Ms Frankcom first volunteered with WCK in 2018 – when she happened to be in Guatemala on holiday as volcano Fuego erupted. She volunteered at one of WCK’s impromptu kitchens as they fed the devastated population and went on to help people who barely survived Hurricane Michael in Florida later that same year.

She joined the organisation full-time in early 2019, and led several of WCK’s responses including feeding starving people during the crisis in Venezuela in 2019, those impacted by wildfires in Australia in 2020 and then travelling to the Navajo nation in Arizona as it experienced one of the highest death rates in the world during the Covid-pandemic.

She also manned WCK’s Ukraine response in places like Romania during Europe’s largest refugee crisis since the Second World War and worked in Indonesia and the Bahamas during natural disasters and crises.

Ms Frankcom travelled the world feeding the most vulnerable (Nate Mook)

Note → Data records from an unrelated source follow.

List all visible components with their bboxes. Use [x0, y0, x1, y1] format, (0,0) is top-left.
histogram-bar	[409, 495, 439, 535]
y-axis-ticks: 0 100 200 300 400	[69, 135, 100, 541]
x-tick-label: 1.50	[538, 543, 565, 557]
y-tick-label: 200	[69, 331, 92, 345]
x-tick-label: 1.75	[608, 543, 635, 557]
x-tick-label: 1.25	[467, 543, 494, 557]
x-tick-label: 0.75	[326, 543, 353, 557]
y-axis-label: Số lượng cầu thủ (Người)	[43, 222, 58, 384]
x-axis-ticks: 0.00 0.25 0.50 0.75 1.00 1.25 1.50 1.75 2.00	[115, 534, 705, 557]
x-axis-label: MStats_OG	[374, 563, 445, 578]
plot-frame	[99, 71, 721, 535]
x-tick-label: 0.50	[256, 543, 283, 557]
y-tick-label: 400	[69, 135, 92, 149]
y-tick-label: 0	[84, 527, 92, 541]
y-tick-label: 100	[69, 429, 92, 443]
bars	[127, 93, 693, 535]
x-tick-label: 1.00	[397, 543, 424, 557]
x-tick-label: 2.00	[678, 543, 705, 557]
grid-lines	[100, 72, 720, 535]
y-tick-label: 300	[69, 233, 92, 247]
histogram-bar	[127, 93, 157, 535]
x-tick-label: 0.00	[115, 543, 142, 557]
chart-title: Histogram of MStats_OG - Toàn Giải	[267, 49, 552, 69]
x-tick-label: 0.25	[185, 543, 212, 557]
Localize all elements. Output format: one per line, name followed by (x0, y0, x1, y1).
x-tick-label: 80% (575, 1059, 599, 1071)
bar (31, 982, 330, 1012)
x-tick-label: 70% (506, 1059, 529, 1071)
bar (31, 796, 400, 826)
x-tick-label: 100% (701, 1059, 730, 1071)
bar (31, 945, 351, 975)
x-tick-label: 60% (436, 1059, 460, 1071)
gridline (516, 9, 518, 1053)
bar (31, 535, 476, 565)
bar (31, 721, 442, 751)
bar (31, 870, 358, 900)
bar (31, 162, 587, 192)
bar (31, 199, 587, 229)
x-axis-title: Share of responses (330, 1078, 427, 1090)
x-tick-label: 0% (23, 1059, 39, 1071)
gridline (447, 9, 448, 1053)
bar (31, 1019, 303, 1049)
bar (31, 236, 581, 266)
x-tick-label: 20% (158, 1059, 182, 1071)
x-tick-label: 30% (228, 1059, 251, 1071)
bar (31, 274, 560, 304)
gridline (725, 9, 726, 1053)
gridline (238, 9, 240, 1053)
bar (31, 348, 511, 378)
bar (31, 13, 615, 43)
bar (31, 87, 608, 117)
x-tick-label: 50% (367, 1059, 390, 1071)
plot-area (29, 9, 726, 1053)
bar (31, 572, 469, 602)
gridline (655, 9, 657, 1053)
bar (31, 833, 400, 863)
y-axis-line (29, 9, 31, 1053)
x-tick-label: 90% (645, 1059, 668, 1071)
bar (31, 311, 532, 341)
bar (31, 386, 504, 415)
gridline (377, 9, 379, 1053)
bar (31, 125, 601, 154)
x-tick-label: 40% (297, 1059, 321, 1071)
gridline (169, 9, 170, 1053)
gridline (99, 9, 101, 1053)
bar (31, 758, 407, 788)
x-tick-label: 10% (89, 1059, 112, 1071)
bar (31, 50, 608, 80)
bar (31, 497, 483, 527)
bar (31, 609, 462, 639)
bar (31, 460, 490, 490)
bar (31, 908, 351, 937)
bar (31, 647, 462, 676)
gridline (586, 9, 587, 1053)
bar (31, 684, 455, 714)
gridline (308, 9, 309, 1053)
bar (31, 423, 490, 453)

After coordinating WCK food airdrops in Jordan, she travelled to Cairo and then on into Gaza to assist with the delivery of maritime aid.

Nate Mook, who used to be the CEO of WCK and hired Ms Frankcom, said he spoke to her a few weeks ago where she talked of her determination to help feed those starving in Gaza.

“Zomi could inspire and motivate hundreds of volunteers – from delivering food on the frontlines, to building relationships with the affected community. It was incredible to see,” he told The Independent.

“Knowing Zomi was a gift, and those memories will forever remain. She was a shining star and gave so much to people in their most urgent time of need. It truly is a horrific loss to the world.”